Gabriel Corozo

Personal information
- Full name: Gabriel Eduardo Corozo Vásquez
- Date of birth: 5 January 1995 (age 31)
- Place of birth: Guayaquil, Ecuador
- Height: 1.69 m (5 ft 7 in)
- Position: Right-back

Team information
- Current team: Lincoln Red Imps
- Number: 27

Youth career
- 2005–2012: Academía Alfaro Moreno
- 2012: → LDU Quito (loan)

Senior career*
- Years: Team / Apps / (Gls)
- 2012: Academía Alfaro Moreno / 0 / (0)
- 2012: → LDU Quito (loan) / 3 / (0)
- 2013–2014: LDU Quito / 48 / (0)
- 2014: Udinese / 0 / (0)
- 2014–2018: Granada B / 80 / (0)
- 2017–2018: → Elche (loan) / 0 / (0)
- 2019–2020: Cádiz B / 0 / (0)
- 2020: LDU Portoviejo / 6 / (0)
- 2021: C.D. Olmedo / 13 / (0)
- 2021-2022: Delfín / 8 / (0)
- 2022: Orense / 20 / (0)
- 2023–2024: Lincoln Red Imps / 1 / (0)

= Gabriel Corozo =

Ecuadorian footballer (born 1995)

Gabriel Eduardo Corozo Vásquez (born 5 January 1995) is an Ecuadorian professional footballer who plays for Gibraltar Football League club Lincoln Red Imps.

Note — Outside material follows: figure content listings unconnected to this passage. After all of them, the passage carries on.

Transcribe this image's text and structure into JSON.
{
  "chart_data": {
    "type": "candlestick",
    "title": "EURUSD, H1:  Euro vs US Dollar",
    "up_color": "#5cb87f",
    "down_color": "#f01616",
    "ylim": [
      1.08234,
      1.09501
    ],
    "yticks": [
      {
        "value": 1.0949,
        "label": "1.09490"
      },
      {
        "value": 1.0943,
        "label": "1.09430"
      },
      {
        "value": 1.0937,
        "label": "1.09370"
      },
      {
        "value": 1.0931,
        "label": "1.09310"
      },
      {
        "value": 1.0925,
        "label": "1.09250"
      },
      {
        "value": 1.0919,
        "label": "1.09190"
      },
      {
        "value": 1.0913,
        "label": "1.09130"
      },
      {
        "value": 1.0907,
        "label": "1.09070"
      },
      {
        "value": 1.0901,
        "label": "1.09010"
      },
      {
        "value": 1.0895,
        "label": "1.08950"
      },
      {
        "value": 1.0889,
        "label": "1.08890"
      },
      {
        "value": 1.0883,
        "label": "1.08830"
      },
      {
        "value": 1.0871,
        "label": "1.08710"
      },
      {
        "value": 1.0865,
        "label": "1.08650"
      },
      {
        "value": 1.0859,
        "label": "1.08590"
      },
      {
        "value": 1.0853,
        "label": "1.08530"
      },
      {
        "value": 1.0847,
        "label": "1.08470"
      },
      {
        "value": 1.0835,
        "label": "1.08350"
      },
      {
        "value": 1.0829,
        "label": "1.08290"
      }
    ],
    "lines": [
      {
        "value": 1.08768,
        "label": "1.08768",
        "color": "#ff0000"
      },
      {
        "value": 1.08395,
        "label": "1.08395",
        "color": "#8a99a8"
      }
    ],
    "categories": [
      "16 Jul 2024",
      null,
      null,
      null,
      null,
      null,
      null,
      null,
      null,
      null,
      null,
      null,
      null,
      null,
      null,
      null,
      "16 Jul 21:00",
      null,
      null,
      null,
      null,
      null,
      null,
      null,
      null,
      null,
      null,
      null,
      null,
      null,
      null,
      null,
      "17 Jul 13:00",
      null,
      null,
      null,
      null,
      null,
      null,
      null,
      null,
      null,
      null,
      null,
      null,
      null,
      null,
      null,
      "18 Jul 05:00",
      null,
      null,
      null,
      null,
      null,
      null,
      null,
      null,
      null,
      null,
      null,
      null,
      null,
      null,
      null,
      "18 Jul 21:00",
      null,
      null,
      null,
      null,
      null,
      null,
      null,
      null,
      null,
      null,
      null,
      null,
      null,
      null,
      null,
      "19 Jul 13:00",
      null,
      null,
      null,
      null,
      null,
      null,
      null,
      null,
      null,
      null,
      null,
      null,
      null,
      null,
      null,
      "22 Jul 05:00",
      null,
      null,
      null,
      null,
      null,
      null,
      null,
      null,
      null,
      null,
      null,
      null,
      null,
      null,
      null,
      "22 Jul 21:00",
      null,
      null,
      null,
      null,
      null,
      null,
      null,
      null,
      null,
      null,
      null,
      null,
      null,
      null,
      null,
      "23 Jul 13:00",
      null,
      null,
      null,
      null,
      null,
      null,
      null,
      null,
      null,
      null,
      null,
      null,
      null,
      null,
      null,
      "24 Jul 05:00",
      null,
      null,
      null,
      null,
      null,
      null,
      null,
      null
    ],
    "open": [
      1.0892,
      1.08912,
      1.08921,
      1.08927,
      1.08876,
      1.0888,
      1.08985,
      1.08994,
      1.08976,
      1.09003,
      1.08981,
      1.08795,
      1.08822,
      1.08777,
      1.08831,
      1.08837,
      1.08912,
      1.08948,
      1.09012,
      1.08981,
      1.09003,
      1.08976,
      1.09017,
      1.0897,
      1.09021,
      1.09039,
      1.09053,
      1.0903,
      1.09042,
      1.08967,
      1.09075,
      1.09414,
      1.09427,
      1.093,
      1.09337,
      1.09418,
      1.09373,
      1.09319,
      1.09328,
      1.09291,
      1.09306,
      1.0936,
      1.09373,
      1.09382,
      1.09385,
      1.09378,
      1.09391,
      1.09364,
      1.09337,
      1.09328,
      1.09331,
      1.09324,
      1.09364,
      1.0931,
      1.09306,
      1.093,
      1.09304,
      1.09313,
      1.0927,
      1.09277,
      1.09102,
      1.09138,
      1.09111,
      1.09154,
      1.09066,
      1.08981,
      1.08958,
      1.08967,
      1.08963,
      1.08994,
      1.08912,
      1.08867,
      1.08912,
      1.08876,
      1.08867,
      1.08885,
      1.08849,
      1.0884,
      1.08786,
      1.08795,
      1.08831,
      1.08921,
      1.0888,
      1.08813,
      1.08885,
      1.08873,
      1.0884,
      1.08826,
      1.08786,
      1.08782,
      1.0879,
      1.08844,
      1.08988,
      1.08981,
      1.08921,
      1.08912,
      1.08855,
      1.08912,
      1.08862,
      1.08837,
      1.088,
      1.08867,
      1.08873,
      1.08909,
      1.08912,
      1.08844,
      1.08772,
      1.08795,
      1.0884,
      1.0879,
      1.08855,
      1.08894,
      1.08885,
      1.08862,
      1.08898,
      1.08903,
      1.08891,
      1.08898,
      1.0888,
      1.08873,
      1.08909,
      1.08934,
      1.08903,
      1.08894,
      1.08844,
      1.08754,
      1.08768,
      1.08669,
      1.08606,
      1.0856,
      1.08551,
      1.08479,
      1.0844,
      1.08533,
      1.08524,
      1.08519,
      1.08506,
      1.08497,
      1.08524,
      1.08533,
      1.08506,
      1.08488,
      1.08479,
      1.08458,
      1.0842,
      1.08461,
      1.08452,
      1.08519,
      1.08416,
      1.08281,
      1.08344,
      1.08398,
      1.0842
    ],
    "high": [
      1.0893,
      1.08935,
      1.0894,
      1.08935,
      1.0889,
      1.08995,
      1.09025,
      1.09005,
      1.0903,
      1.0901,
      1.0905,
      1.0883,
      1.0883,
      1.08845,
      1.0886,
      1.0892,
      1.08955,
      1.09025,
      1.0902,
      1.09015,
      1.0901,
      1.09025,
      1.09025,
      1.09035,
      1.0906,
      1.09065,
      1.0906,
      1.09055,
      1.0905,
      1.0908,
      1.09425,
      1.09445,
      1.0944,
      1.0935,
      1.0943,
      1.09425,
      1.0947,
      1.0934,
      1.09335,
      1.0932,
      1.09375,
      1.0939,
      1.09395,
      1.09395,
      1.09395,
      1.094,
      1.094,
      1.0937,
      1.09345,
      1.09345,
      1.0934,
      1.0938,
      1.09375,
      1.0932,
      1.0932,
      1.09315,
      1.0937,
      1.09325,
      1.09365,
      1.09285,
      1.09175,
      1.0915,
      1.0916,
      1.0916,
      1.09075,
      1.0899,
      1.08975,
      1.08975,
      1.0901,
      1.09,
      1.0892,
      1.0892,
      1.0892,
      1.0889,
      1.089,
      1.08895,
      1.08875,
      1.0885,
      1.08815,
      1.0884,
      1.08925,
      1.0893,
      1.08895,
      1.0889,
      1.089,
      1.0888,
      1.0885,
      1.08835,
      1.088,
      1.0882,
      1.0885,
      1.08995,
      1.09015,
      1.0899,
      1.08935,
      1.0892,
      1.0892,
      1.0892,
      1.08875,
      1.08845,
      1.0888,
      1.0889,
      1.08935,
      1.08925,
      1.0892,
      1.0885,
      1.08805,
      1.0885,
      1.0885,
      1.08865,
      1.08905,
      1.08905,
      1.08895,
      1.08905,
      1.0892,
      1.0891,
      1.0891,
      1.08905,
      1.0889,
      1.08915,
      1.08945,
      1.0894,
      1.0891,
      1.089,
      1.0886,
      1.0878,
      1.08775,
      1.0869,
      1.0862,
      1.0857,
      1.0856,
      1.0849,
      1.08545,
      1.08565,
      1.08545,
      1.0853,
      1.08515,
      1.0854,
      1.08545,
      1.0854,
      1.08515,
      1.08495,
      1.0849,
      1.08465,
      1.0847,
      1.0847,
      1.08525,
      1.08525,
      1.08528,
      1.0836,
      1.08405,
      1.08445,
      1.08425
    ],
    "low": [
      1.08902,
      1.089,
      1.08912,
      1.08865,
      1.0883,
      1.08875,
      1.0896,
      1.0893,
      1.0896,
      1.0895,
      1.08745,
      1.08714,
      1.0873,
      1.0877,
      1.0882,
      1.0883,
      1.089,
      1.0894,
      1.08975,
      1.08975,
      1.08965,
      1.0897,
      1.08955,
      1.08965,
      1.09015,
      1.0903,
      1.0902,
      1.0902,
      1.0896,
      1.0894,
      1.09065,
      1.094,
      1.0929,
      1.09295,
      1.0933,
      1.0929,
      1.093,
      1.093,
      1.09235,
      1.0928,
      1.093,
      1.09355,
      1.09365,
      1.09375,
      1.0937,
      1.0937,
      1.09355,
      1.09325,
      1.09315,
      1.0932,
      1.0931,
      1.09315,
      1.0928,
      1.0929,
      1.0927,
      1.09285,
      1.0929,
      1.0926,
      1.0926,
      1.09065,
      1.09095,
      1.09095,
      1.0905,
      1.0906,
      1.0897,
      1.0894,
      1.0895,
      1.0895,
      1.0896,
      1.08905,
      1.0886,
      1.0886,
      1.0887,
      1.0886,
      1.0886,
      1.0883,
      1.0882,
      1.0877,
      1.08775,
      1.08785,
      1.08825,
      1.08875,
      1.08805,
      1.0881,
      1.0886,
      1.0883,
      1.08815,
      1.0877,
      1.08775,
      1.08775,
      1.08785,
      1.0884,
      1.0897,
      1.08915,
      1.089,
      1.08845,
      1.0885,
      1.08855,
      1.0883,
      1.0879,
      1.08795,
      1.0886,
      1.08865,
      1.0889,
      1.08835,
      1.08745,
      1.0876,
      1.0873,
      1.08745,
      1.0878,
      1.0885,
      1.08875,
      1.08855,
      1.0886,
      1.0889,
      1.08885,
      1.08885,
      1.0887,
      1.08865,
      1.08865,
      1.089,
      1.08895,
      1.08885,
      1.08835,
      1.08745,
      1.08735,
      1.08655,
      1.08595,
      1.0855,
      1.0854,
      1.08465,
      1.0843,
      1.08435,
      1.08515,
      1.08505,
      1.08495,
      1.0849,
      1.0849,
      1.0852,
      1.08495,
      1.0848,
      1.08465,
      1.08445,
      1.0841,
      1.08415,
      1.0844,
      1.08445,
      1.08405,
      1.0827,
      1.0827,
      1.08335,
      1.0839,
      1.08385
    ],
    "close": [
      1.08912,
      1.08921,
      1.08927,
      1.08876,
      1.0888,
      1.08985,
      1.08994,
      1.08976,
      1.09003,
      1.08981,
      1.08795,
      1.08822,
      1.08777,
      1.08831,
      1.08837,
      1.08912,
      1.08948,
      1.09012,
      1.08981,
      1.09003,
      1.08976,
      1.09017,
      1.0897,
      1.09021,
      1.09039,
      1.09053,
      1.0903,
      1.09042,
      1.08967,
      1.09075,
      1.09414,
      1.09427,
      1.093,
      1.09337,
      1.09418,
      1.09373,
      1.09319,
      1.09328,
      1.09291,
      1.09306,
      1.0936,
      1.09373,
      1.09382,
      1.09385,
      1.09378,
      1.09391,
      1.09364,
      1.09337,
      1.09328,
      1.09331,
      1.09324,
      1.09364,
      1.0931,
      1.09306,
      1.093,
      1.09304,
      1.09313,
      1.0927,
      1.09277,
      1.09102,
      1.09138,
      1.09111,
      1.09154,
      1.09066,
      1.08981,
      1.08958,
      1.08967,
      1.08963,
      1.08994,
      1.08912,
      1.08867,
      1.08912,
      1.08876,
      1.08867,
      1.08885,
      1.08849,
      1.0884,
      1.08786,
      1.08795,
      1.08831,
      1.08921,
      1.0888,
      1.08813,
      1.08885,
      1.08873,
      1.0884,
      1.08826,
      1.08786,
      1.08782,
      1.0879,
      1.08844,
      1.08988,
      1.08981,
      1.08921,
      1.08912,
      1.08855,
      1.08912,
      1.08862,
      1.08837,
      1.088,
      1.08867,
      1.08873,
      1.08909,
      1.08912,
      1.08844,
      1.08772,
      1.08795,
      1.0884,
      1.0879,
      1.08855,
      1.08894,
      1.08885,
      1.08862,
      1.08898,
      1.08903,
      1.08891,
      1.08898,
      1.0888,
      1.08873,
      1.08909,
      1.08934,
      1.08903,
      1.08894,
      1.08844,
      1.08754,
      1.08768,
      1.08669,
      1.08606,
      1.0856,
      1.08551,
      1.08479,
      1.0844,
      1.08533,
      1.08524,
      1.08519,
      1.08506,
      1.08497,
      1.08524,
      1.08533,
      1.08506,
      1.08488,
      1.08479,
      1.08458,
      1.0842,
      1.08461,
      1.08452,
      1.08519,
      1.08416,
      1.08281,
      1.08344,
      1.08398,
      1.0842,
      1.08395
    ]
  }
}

Mainly a right-back, he can also play as a centre back and defensive midfielder.

==Club career==
Born in Guayaquil, Corozo joined Academía Alfaro Moreno in 2005, aged ten. In 2012, he moved to LDU Quito, in a season-long loan deal.

Corozo made his professional debut on 25 November 2012, replacing Ángel Cheme in the 79th minute of a 1–0 away win against CD Olmedo. He appeared in two further matches during the campaign, and was later bought outright.

Corozo scored his first senior goal on 15 September 2013, netting his side's second in a 3–1 win at CSyD Macará. He was an ever-present figure in the season, contributing with 40 appearances.

On 18 December 2013, Corozo signed a deal with Udinese Calcio, buying 25% of Corozo's sports rights. He would join Udinese for the second half of 2014. However, on 25 July 2014 he and LDU teammate Kevin Mercado joined Granada CF, being assigned to the reserves in Segunda División B.

On 11 August 2017, Corozo joined Elche CF, still in the third level.

Cádiz CF B announced on 21 August 2019, that Corozo had joined the club on a one-year contract with an option for one further year. However, the club announced on 18 January 2020, that his contract had been terminated. Corozo didn't play any games for the club and was only called up to two league games, sitting on the bench on both occasions.

==International career==
Corozo has been called up by Ecuador national team coach Reinaldo Rueda on a few occasions including Friendlies and CONMEBOL World Cup Qualifiers. He has yet to make his debut for the senior team.